On December 20, 2017, Executive Order 13818 was signed by President Donald Trump titled Blocking the Property of Persons Involved in Serious Human Rights Abuse or Corruption. The Executive Order broadened the scope of the statute by changing the requirement of gross violations of internationally recognized human rights to serious human rights abuse, and changing acts of significant corruption to corruption.

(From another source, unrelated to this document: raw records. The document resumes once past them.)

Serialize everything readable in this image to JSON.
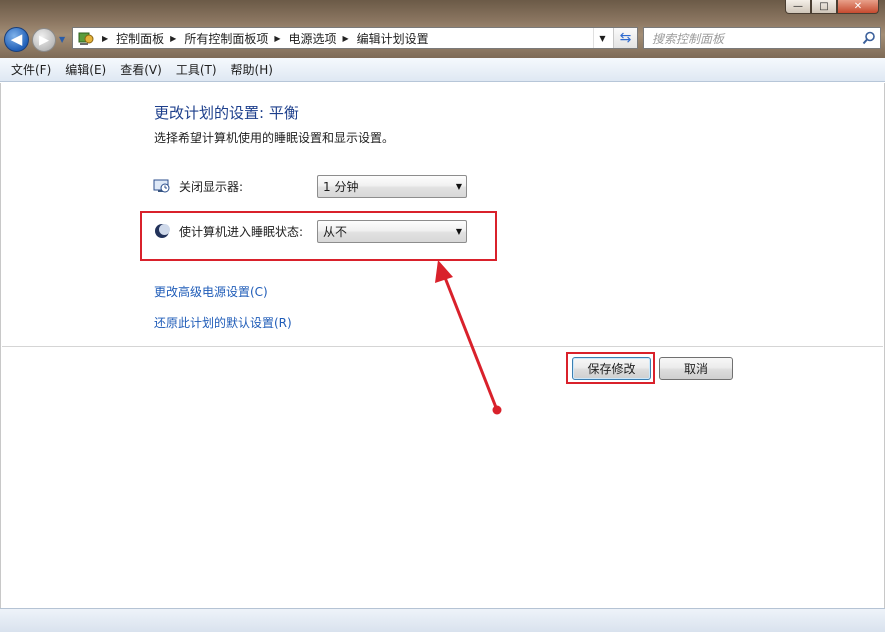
{
  "window": {
    "minimize_glyph": "—",
    "maximize_glyph": "□",
    "close_glyph": "✕"
  },
  "nav": {
    "back_glyph": "◀",
    "forward_glyph": "▶"
  },
  "address": {
    "crumbs": [
      "控制面板",
      "所有控制面板项",
      "电源选项",
      "编辑计划设置"
    ]
  },
  "search": {
    "placeholder": "搜索控制面板"
  },
  "menu": {
    "items": [
      "文件(F)",
      "编辑(E)",
      "查看(V)",
      "工具(T)",
      "帮助(H)"
    ]
  },
  "main": {
    "title": "更改计划的设置: 平衡",
    "subtitle": "选择希望计算机使用的睡眠设置和显示设置。",
    "display_off": {
      "label": "关闭显示器:",
      "value": "1 分钟",
      "icon": "monitor-clock-icon"
    },
    "sleep": {
      "label": "使计算机进入睡眠状态:",
      "value": "从不",
      "icon": "moon-icon"
    },
    "link_advanced": "更改高级电源设置(C)",
    "link_restore": "还原此计划的默认设置(R)",
    "save_button": "保存修改",
    "cancel_button": "取消"
  },
  "colors": {
    "accent_title": "#1d3f8c",
    "link": "#1f5cb8",
    "annotation_red": "#d9212b"
  }
}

The Executive Order also eliminated the requirement that the facilitation or transfer of the proceeds of corruption only apply to transfers to foreign jurisdictions.

The Canadian version of Magnitsky legislation is the Justice for Victims of Corrupt Foreign Officials Act (Sergei Magnitsky Law) that received Royal Assent on October 18, 2017. (here) The statute empowers the Governor in Council to make orders or regulations for the seizure of a foreign national’s property in Canada where:

  1. a foreign national is responsible for, or complicit in, extrajudicial killings, torture or other gross violations of internationally recognized human rights committed against individuals in any foreign state who seek: (a) to expose illegal activity carried out by foreign public officials; or, (b) to obtain, exercise, defend or promote internationally recognized human rights and freedoms, […];
  2. a foreign national acts as an agent of or on behalf of a foreign state in a matter relating to these activities;
  3. a foreign national, who is a foreign public official or an associate of such an official, is responsible for or complicit in ordering, controlling or otherwise directing acts of corruption; or,
  4. a foreign national has materially assisted, sponsored, or provided financial, material or technological support for, or goods or services in support of, an act of corruption.

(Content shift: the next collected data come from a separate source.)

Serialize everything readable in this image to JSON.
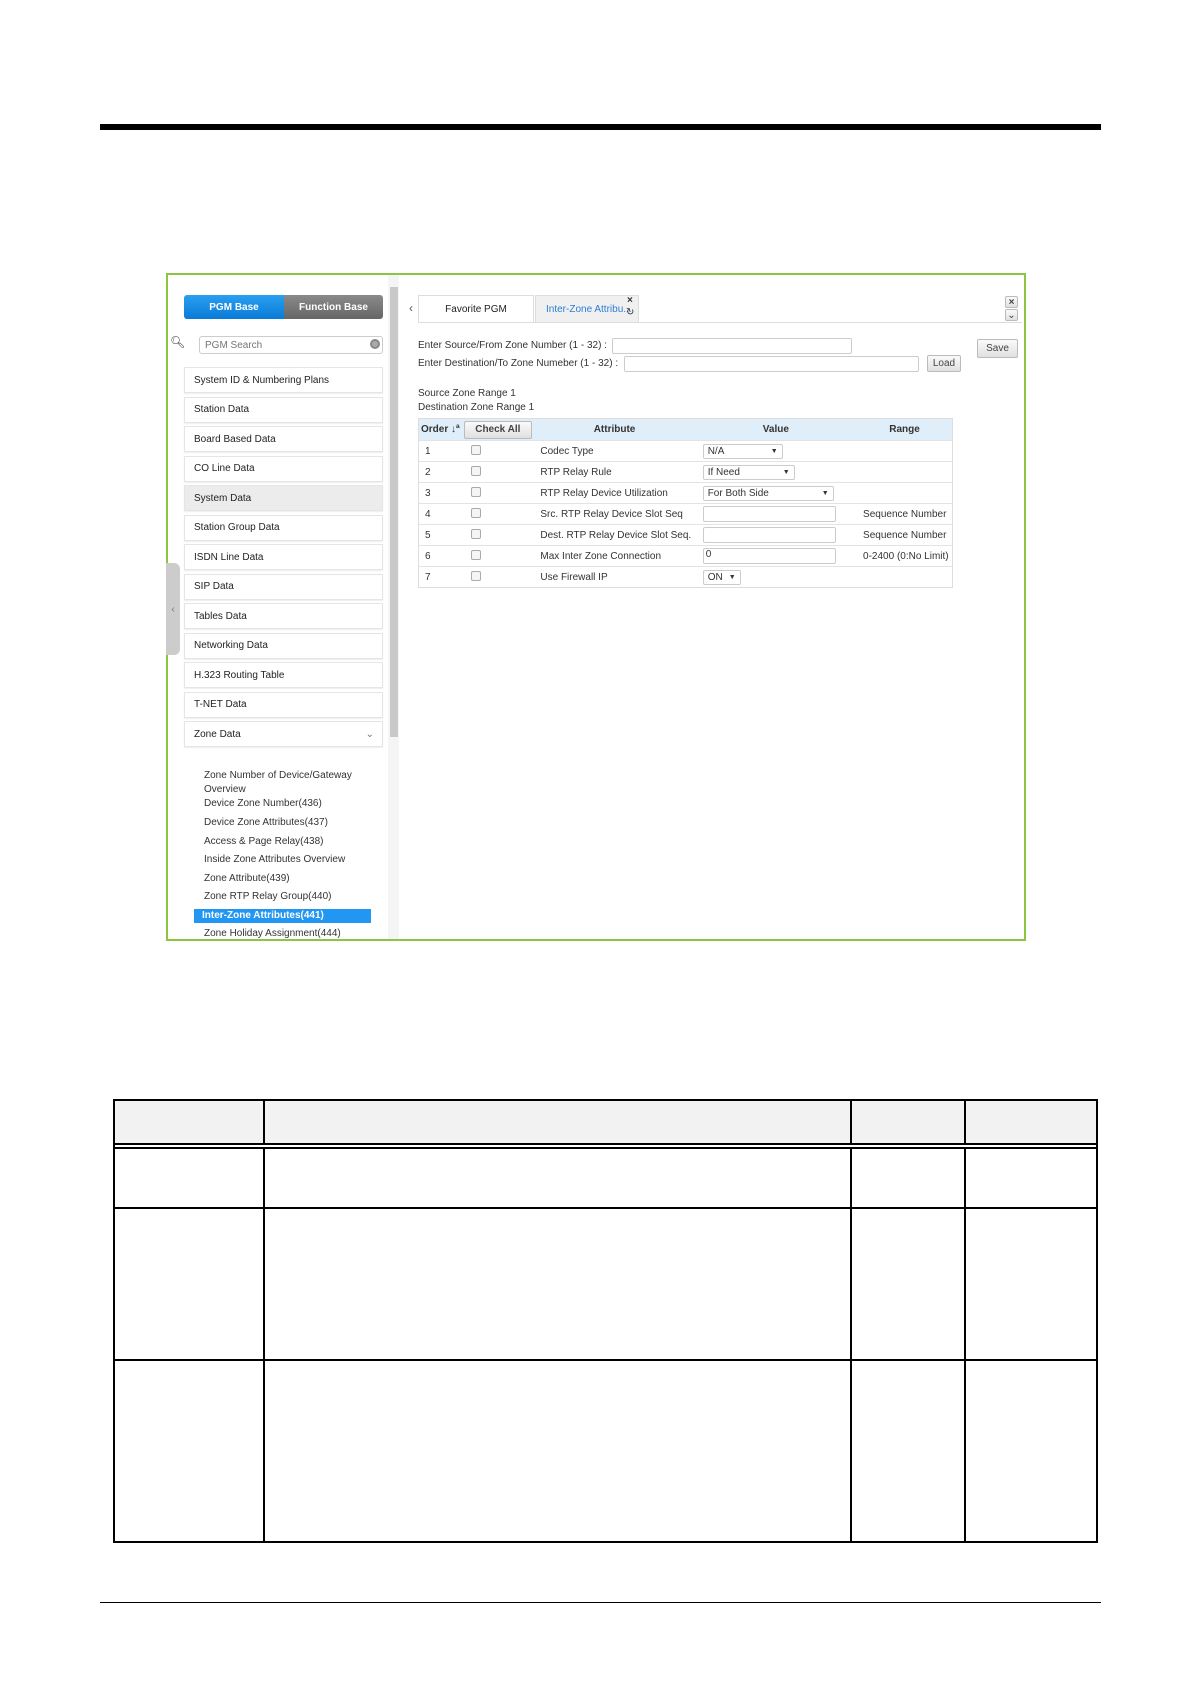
{
  "sidebar": {
    "toggle": {
      "pgm_base": "PGM Base",
      "function_base": "Function Base"
    },
    "search_placeholder": "PGM Search",
    "items": [
      "System ID & Numbering Plans",
      "Station Data",
      "Board Based Data",
      "CO Line Data",
      "System Data",
      "Station Group Data",
      "ISDN Line Data",
      "SIP Data",
      "Tables Data",
      "Networking Data",
      "H.323 Routing Table",
      "T-NET Data"
    ],
    "zone": {
      "label": "Zone Data",
      "subitems": [
        "Zone Number of Device/Gateway Overview",
        "Device Zone Number(436)",
        "Device Zone Attributes(437)",
        "Access & Page Relay(438)",
        "Inside Zone Attributes Overview",
        "Zone Attribute(439)",
        "Zone RTP Relay Group(440)",
        "Inter-Zone Attributes(441)",
        "Zone Holiday Assignment(444)"
      ]
    }
  },
  "tabs": {
    "favorite": "Favorite PGM",
    "active": "Inter-Zone Attribu..."
  },
  "form": {
    "source_label": "Enter Source/From Zone Number (1 - 32) :",
    "dest_label": "Enter Destination/To Zone Numeber (1 - 32) :",
    "source_value": "",
    "dest_value": "",
    "load": "Load",
    "save": "Save",
    "source_range": "Source Zone Range 1",
    "dest_range": "Destination Zone Range 1"
  },
  "grid": {
    "headers": {
      "order": "Order",
      "check_all": "Check All",
      "attribute": "Attribute",
      "value": "Value",
      "range": "Range"
    },
    "rows": [
      {
        "order": "1",
        "attribute": "Codec Type",
        "value": "N/A",
        "type": "select",
        "range": ""
      },
      {
        "order": "2",
        "attribute": "RTP Relay Rule",
        "value": "If Need",
        "type": "select",
        "range": ""
      },
      {
        "order": "3",
        "attribute": "RTP Relay Device Utilization",
        "value": "For Both Side",
        "type": "select",
        "range": ""
      },
      {
        "order": "4",
        "attribute": "Src. RTP Relay Device Slot Seq",
        "value": "",
        "type": "text",
        "range": "Sequence Number"
      },
      {
        "order": "5",
        "attribute": "Dest. RTP Relay Device Slot Seq.",
        "value": "",
        "type": "text",
        "range": "Sequence Number"
      },
      {
        "order": "6",
        "attribute": "Max Inter Zone Connection",
        "value": "0",
        "type": "text",
        "range": "0-2400 (0:No Limit)"
      },
      {
        "order": "7",
        "attribute": "Use Firewall IP",
        "value": "ON",
        "type": "select",
        "range": ""
      }
    ]
  },
  "colors": {
    "accent": "#2196f3",
    "frame": "#8cc63f"
  }
}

Although it has been criticized for inadequately utilizing the Magnitsky law, the Canadian government has imposed sanctions against various foreign nationals including President Nicolas Maduro and nineteen other Venezuelan officials “for gross violations of internationally recognized human rights” (here), Major General Maung Maung Soe for playing a “significant role” in human rights abuses committed by the Myanmar regime against the ethnic Rohingya population (here), and seventeen Saudi nationals believed to be responsible for or complicit in the extrajudicial killing of Washington Post columnist Jamal Khashoggi. (here)

4. Conclusion

On November 3, 2021, the Biden administration added NSO Group and Candiru (Israel) to the Entity List maintained by the United States Department of Commerce that I discussed in my last post. (here) The sanction was implemented because they “developed and supplied spyware” to foreign governments enabling them to “conduct transnational repression, which is the practice of authoritarian governments targeting dissidents, journalists and activists outside of their sovereign borders to silence dissent.” (here) Positive Technologies (Russia) and Computer Security Initiative Consultancy (Singapore) were also added to the list “based on a determination that they traffic in cyber tools used to gain unauthorized access to information systems, threatening the privacy and security of individuals and organizations worldwide.” The action was taken as part of the administration’s efforts “to put human rights at the center of U.S. foreign policy, including by working to stem the proliferation of digital tools used for repression.” In an article earlier today for the British technology site, The Register, journalist Thomas Claburn said the application of Global Magnitsky sanctions would be more severe than the consequences flowing from placement on the Entity List. “[I]t could put those targeted right out of business,” he concluded. (here) Mr. Claburn may be right if the early reports of financial repercussions sustained by NSO Group are accurate.